Tanggal : 20 Juli 2007
Sumber : http://64.203.71.11/kompas-cetak/0707/20/humaniora/3700355.htm
Ketapang, Kompas - Peninggalan purbakala dari kerajaan-kerajaan maritim yang pernah berjaya di Kalimantan Barat belum optimal dimanfaatkan dan dikembangkan di daerah ini untuk ilmu pengetahuan maupun pariwisata. Pemeliharaan benda-benda purbakala yang bernilai sejarah tinggi itu masih diandalkan pada keluarga ahli waris secara turun-temurun.
Kondisi ini terungkap dalam kegiatan Arung Sejarah Bahari II, 16-21 Juli 2007, yang menyusuri jejak dan peninggalan sejarah dari bekas kerajaan-kerajaan maritim di Pontianak-Ketapang-Sukadana. Sebanyak 72 mahasiswa dari beragam latar disiplin ilmu dan perguruan tinggi di seluruh Indonesia ambil bagian dalam kegiatan yang merupakan sinergi antara Departemen Kebudayaan dan Pariwisata dengan Departemen Pendidikan Nasional.
Dari penelusuran ke bekas istana dan makam kerajaan yang pernah ada di Ketapang dan Sukadana hingga Kamis (19/7), sebenarnya sudah terlihat ada upaya dari pemerintah setempat untuk menjaga kelestarian peninggalan masa lalu tersebut. Namun, upaya yang dilakukan masih minim. Pemeliharaan dan pengembangannya pun masih mengandalkan ahli waris keturunan para raja di masa lampau tersebut.
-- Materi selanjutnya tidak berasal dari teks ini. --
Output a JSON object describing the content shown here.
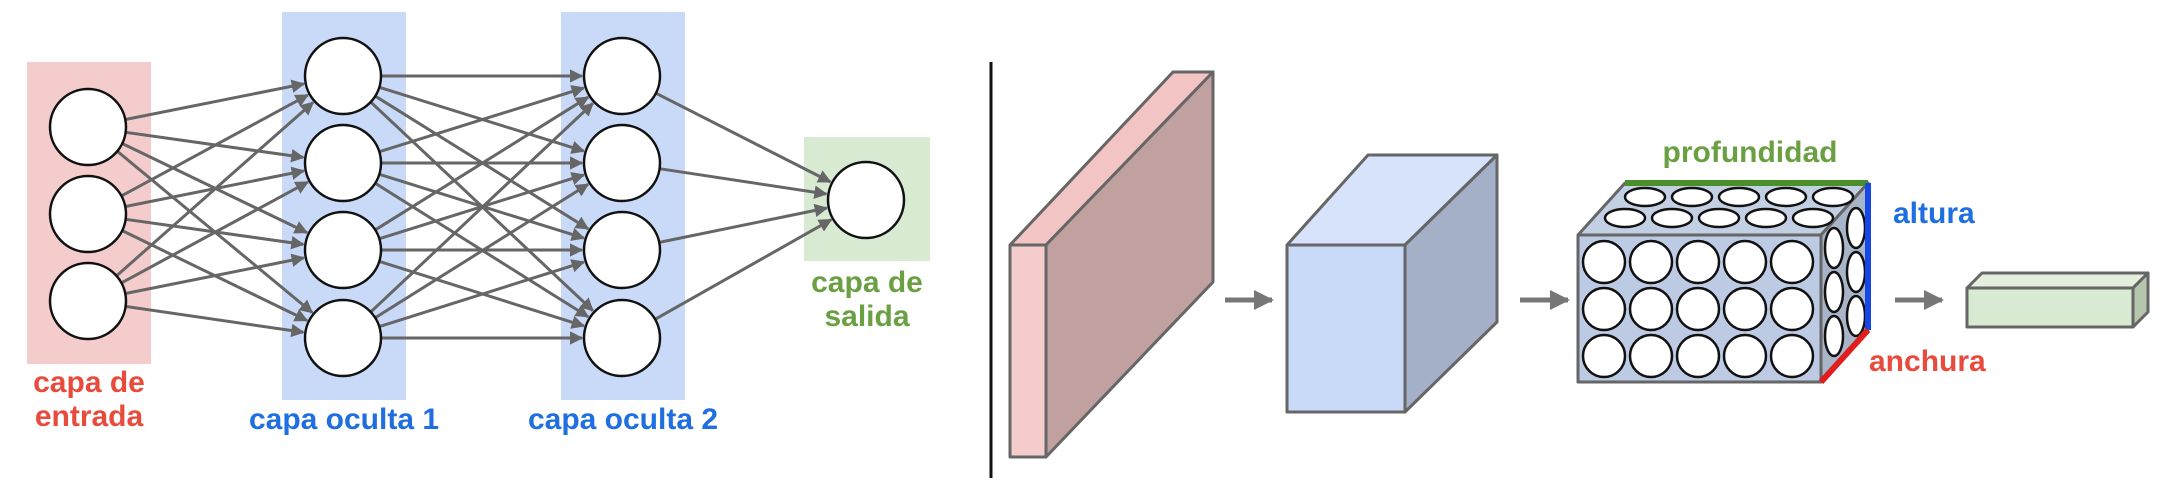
{
  "labels": {
    "input_layer": [
      "capa de",
      "entrada"
    ],
    "hidden_layer_1": "capa oculta 1",
    "hidden_layer_2": "capa oculta 2",
    "output_layer": [
      "capa de",
      "salida"
    ],
    "depth": "profundidad",
    "height": "altura",
    "width": "anchura"
  },
  "network": {
    "layer_sizes": [
      3,
      4,
      4,
      1
    ],
    "fully_connected": true
  },
  "colors": {
    "input": "#e84a3c",
    "hidden": "#1f6fe0",
    "output": "#6aa042",
    "input_bg": "#f4cccc",
    "hidden_bg": "#c9daf8",
    "output_bg": "#d9ead3",
    "depth_line": "#4b8f2a",
    "height_line": "#1447e6",
    "width_line": "#e01e1e"
  }
}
Keraton Panembahan Kerajaan Matan di Ketapang—yang diyakini sebagai kelanjutan dari Kerajaan Tanjungpura—misalnya, memang sudah dijadikan museum. Bentuk keraton yang terdapat di tepi Sungai Pawan itu masih seperti masa lalu dengan bangunan dasar kayu tidak tampak bagai istana. Ada bagian bangunan yang sudah rusak.
Koleksi-koleksinya juga masih belum tertata dan informasi mengenai apa yang terjadi dengan kerajaan ini di masa lalu serta apa yang ada di dalamnya minim. "Ya, memang beginilah keadaannya. Untuk silsilah kerajaan juga belum ada. Pernah dibuat, tetapi diprotes orang, jadi saya tidak bisa menceritakannya," kata Uti Saharudin, salah satu keturunan Gusti Muhamad Saunang, Raja Kerajaan Matan.
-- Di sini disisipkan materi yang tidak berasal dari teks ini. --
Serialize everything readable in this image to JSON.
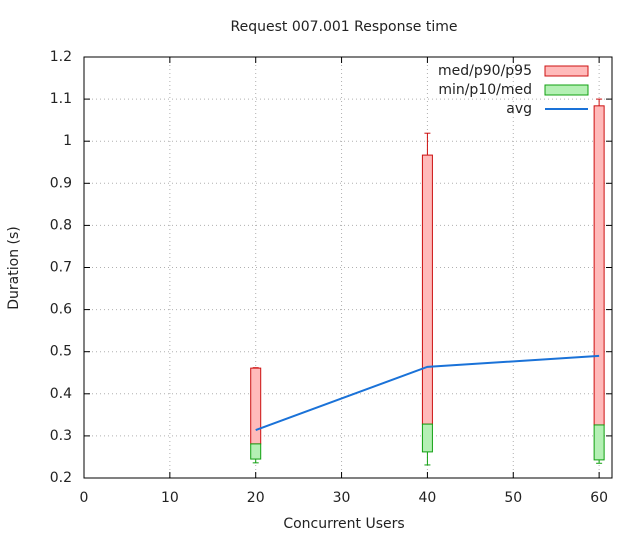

Di wilayah sekitar makam atau Astane Raja Tanjung Pura Pangeran Iranata di Ketapang juga masih perlu penelitian lebih lanjut. Ini terkait dengan banyaknya pecahan keramik dan batu bata merah yang diperkirakan peninggalan masa lalu.
Kepala Informasi, Kebudayaan, dan Pariwisata Ketapang Yudo Sudarto mengatakan, di daerah ini direncanakan akan ada penelitian lebih lanjut. Untuk pecahan batu bata merah yang diperkirakan peninggalan masa lalu dari permukiman kuno yang pernah ada di wilayah ini bisa mencapai dua kapal.
Perhatian minim
Di Sukadana, Kabupaten Kayong Utara, keraton kerajaan yang pernah dipimpin Tengku Akil sudah tidak ada bekasnya lagi. Pelabuhan yang ada di Pantai Pulau Datu, yang dulu sangat terkenal karena perdagangan intan, kini juga tidak berbekas lagi.
Tengku Muhtar, salah satu keturunan raja-raja Kerajaan Sukadana, mengatakan bahwa keraton bekas kerajaan ini tidak ada lagi karena dihancurkan tentara Jepang. Keluarga ini mengurus makam Raja Tengku Akil yang sering dikunjungi warga Malaysia dan Brunei.
Peninggalan berupa pedang panjang dan lonceng masih disimpan keluarga ahli waris. Pengunjung yang tertarik diperbolehkan untuk melihat warisan purbakala ini.
Keluhan mengenai minimnya perhatian terhadap peninggalan kerajaan juga disampaikan keluarga ahli waris Keraton Kadriah di Pontianak. "Pengurusan keraton ini masih ditanggung keluarga. Dulu pernah ada bantuan, tetapi sudah lama dihentikan. Padahal, perawatan keraton ini perlu terus dilakukan. Sebab, dari keraton inilah Kota Pontianak awalnya ada," kata Sarifah Zohrah, salah seorang ahli waris.
Susanto Zuhdi, pengajar di Departemen Sejarah, Universitas Indonesia, mengatakan bahwa kerajaan maritim di Kalimantan Barat hanyalah salah satu bukti betapa Indonesia begitu jaya di masa lampau, khususnya di sektor kelautan. Nenek moyang Indonesia sudah membuktikan keulungannya di masa lalu.